А между тем есть тут одна американка лет под сорок, такая миссис Тредуэл — и собой недурна, и, кажется, и впрямь славная женщина. Понемногу он стал относиться к ней почти дружелюбно и сам понимал почему: она ни разу не поглядела в его сторону, даже не заметила, что он существует на свете. Такие пассажирки лучше всего, не то что испанка, от которой так и разит духами и которая вечно старается поймать его где-нибудь в укромном уголке. А у него есть невеста, и он этому очень рад, они знакомы с детства, и, надо надеяться, он знает, чего от нее ждать, она не преподнесет ему никаких неожиданностей; когда попадаешь на сушу, нужно, чтоб был у тебя надежный, спокойный кров… Молодой моряк не знал, даже вообразить не мог и очень неприятно был бы поражен, если б узнал, что Дженни и Гуттены тоже не подозревают о его существовании.
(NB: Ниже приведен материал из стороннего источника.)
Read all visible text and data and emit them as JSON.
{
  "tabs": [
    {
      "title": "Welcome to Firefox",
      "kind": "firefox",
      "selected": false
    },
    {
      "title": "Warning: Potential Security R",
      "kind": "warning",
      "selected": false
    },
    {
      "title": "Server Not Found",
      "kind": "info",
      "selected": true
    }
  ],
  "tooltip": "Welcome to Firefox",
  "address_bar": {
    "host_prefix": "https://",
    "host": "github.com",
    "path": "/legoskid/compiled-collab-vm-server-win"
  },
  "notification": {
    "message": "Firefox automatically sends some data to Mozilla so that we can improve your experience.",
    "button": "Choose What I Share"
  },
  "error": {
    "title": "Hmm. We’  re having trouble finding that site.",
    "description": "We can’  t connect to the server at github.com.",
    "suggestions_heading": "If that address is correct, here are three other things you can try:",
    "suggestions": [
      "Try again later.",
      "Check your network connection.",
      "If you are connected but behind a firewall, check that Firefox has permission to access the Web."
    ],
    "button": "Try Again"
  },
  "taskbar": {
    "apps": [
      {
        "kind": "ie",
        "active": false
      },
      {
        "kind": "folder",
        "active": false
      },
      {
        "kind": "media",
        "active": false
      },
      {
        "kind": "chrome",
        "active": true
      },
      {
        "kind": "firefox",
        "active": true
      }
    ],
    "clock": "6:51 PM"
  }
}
Ему казалось, он один имеет право на равнодушие и сдержанность, у других такого права нет.
Неожиданно встретив на палубе Дженни, фрау Гуттен решила быть с ней приветливее обычного; что бы молодая американка ни говорила, что бы ни делала, даже если просто сидела молча, уронив руки на колени, она всегда казалась странной и чуждой, Бог весть чего от такой можно ждать, но и это не могло заглушить во фрау Гуттен природного добродушия. Тем более в начале вечера муж заверил ее, что этому плаванью рано или поздно все-таки настанет конец. А Дженни очень сочувствовала Гуттенам, оттого что все семейство измучила морская болезнь.
— Наше недомогание — еще ничего, а вот Детка, бедненький, настрадался, — сказала фрау Гуттен. — То ему лучше, то опять хуже, — говорила она с недоумением, словно о каком-то чуде природы.
Дженни удивления не выразила, просто наклонилась и потрепала бульдога между ушей. А выпрямляясь, взглянула по сторонам и увидела сперва Дэвида (он словно бы прятался в одном конце палубы), потом Глокена — этот шел с другой стороны, тоже увидал их и заторопился, явно желая присоединиться к их компании. Дженни постаралась перед самой собой притвориться, будто не заметила ни того, ни другого, а вернее — что это ее вовсе не касается.